The mucosae represent our interface with the environment and the first line of defense against invading pathogens. Their function as physical barriers means that the inflammatory process at these sites must be tightly regulated to combat invading pathogens while limiting collateral damage to self-tissues. In a healthy individual, this balance allows for efficient repair and barrier reestablishment once the infection is resolved.

We found that a class of antiviral cytokines called Interferon Lambda (IFN-λ) has an important role in this context.

Indeed, while IFN-λ is mainly sensed by mucosal epithelia and can thus directly protect them from pathogenic viral infections, we also found that it has a specific regulatory activity on inflammatory cells (neutrophils).

                                       A                                                            B

image 48        image 47

The intestinal crypt after radiation damage.
Histology slides depicting the mouse small intestinal mucosa of A) healthy mice, B) mice with epithelial damage following irradiation. After damage, intestinal epithelial cells proliferate and reconstitute tissue functionality. We are interested in the role of IFN-λ in this context.

This dual action of IFN-λ ensures the efficient control of viral pathogens and, at the same time, controls potential detrimental inflammatory reactions.

We have recently found, however that there is a dark side of IFN-λ. Indeed when IFN-λ is aberrantly expressed at the tail end of a viral infection, can impair the ability of epithelial cells to proliferate and repair damaged tissues., In these pathological conditions, IFN-λ can inhibit  repair and the resolution of inflammation, which are needed to return to health.

This ability of IFN-λ to both protect the mucosae and, in pathological settings, to have the ability to be detrimental during repair, makes it an extremely interesting cytokine to study in the context of mucosal diseases.

In this context we are interested in studying the role of IFN-λ in intestinal inflammation, and how naturally occurring IFN-λ, produced in response to the intestinal flora, can impact the pathogenesis of autoimmune diseases of the gut such as IBD.

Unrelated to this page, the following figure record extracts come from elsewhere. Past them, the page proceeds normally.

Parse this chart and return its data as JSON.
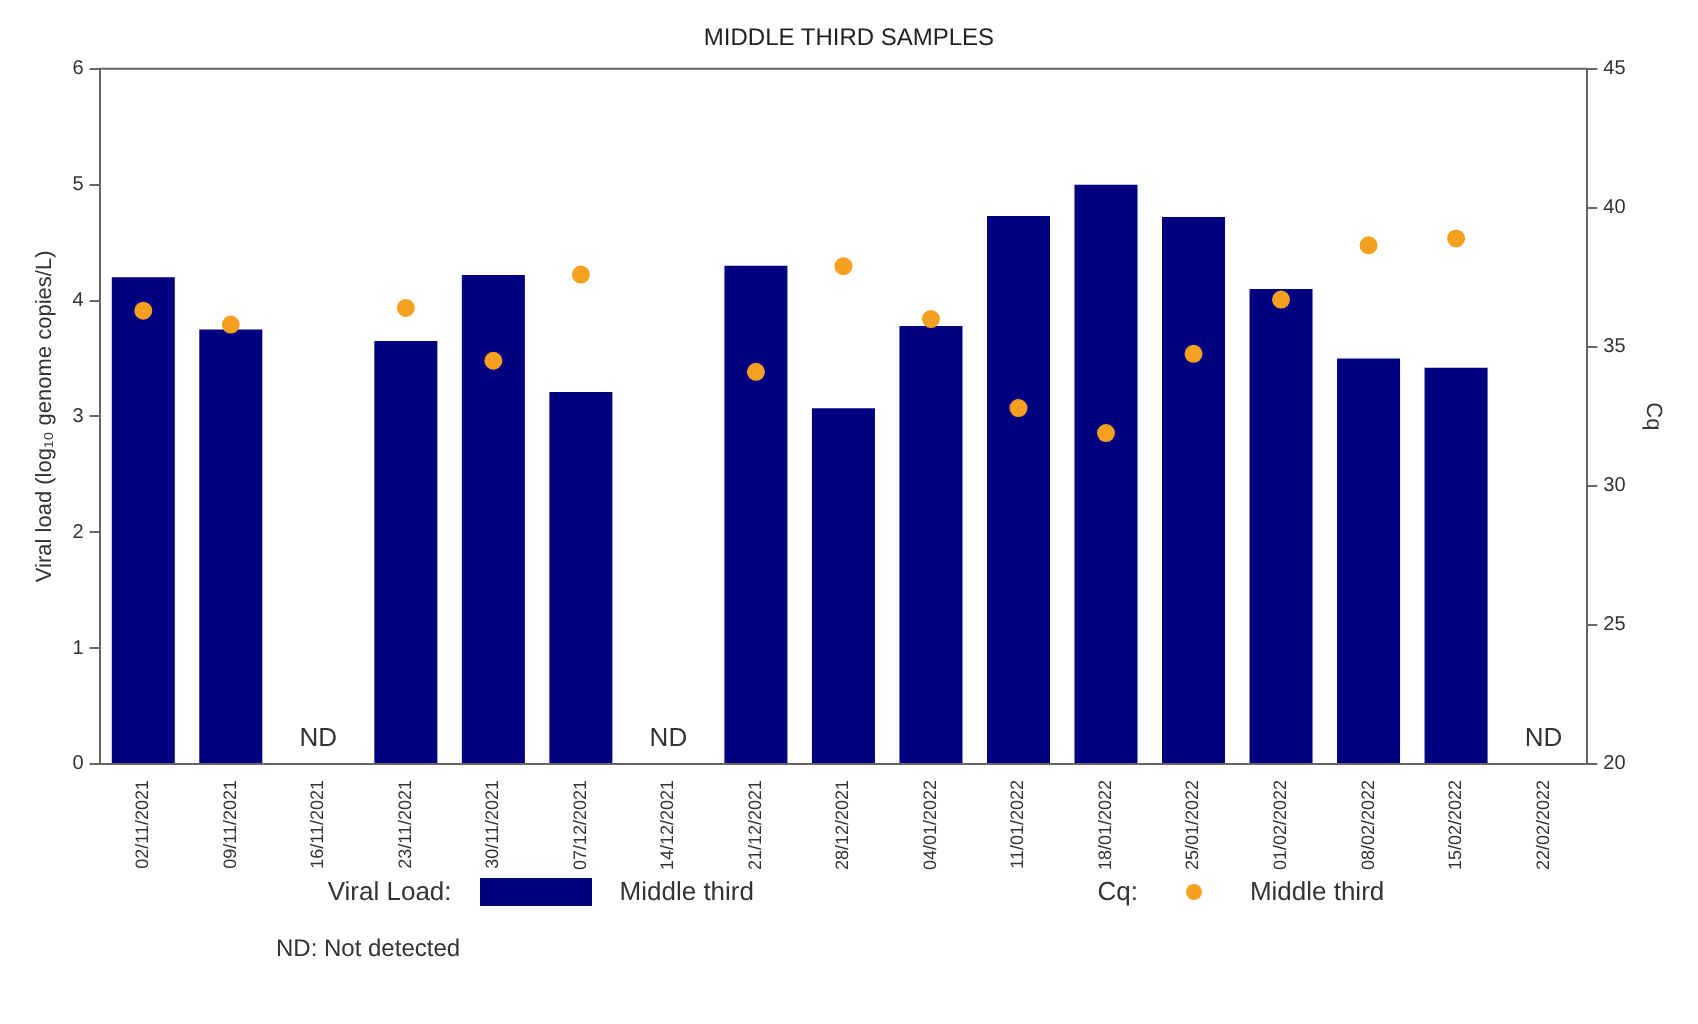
{
  "chart_data": {
    "type": "bar",
    "title": "MIDDLE THIRD SAMPLES",
    "ylabel": "Viral load (log₁₀ genome copies/L)",
    "y2label": "Cq",
    "categories": [
      "02/11/2021",
      "09/11/2021",
      "16/11/2021",
      "23/11/2021",
      "30/11/2021",
      "07/12/2021",
      "14/12/2021",
      "21/12/2021",
      "28/12/2021",
      "04/01/2022",
      "11/01/2022",
      "18/01/2022",
      "25/01/2022",
      "01/02/2022",
      "08/02/2022",
      "15/02/2022",
      "22/02/2022"
    ],
    "series": [
      {
        "name": "Middle third",
        "color": "#000080",
        "values": [
          4.2,
          3.75,
          null,
          3.65,
          4.22,
          3.21,
          null,
          4.3,
          3.07,
          3.78,
          4.73,
          5.0,
          4.72,
          4.1,
          3.5,
          3.42,
          null
        ]
      },
      {
        "name": "Middle third",
        "type": "scatter",
        "axis": "y2",
        "color": "#f5a020",
        "marker": "circle",
        "values": [
          36.3,
          35.8,
          null,
          36.4,
          34.5,
          37.6,
          null,
          34.1,
          37.9,
          36.0,
          32.8,
          31.9,
          34.75,
          36.7,
          38.65,
          38.9,
          null
        ]
      }
    ],
    "ylim": [
      0,
      6
    ],
    "yticks": [
      0,
      1,
      2,
      3,
      4,
      5,
      6
    ],
    "y2lim": [
      20,
      45
    ],
    "y2ticks": [
      20,
      25,
      30,
      35,
      40,
      45
    ],
    "grid": false,
    "legend": "bottom",
    "annotations": [
      "Viral Load:",
      "Cq:",
      "ND: Not detected",
      "ND",
      "ND",
      "ND"
    ]
  }
}
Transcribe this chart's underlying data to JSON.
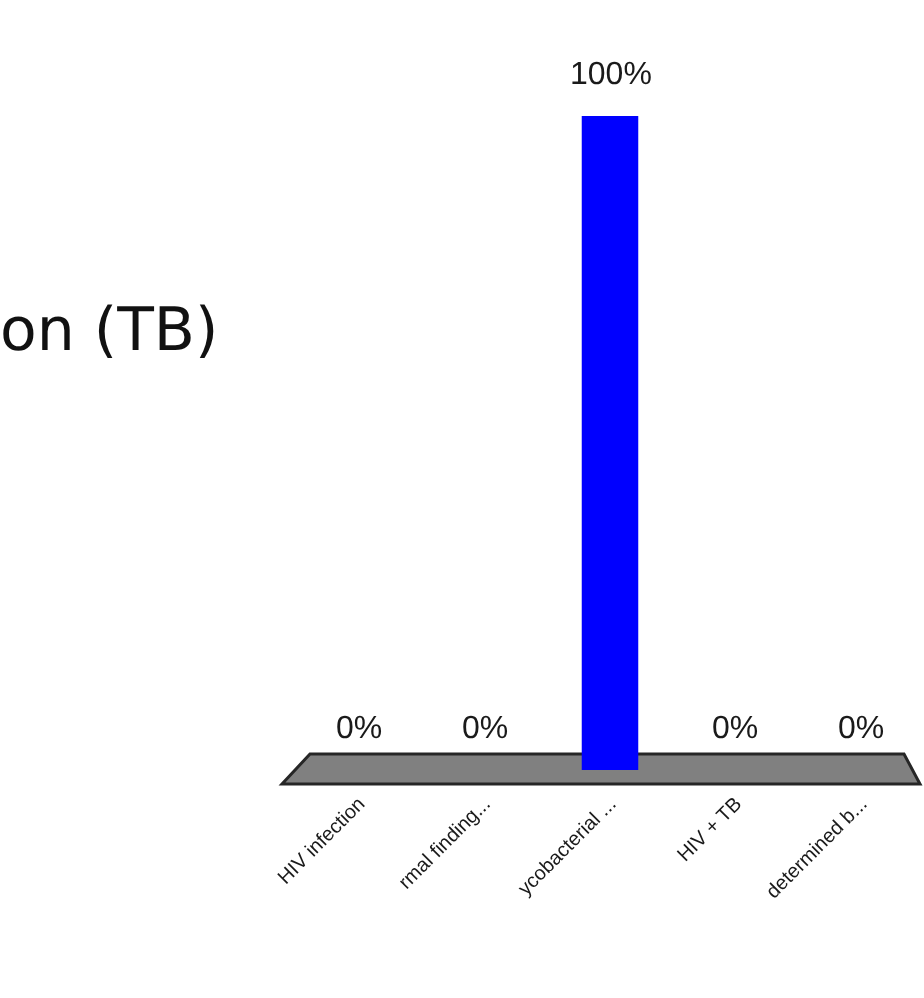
{
  "chart_data": {
    "type": "bar",
    "title": "on (TB)",
    "categories": [
      "HIV infection",
      "rmal finding...",
      "ycobacterial ...",
      "HIV + TB",
      "determined b..."
    ],
    "values": [
      0,
      0,
      100,
      0,
      0
    ],
    "colors": [
      "#44719f",
      "#9b3c38",
      "#0000ff",
      "#660066",
      "#d6d6cc"
    ],
    "value_labels": [
      "0%",
      "0%",
      "100%",
      "0%",
      "0%"
    ]
  }
}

We will explore this question by using several different models, ranging from in vivo mouse models of IBD to in vitro models of epithelial biology such as human and mouse intestinal organoids and model of mouse and human immune cells.

Understanding how IFN-λ differently regulates the immune and epithelial response will be extremely useful to devise therapies able to intervene on the one hand to favor the anti-inflammatory role of IFN-λ, and on the other hand to interfere with its detrimental role during tissue recovery.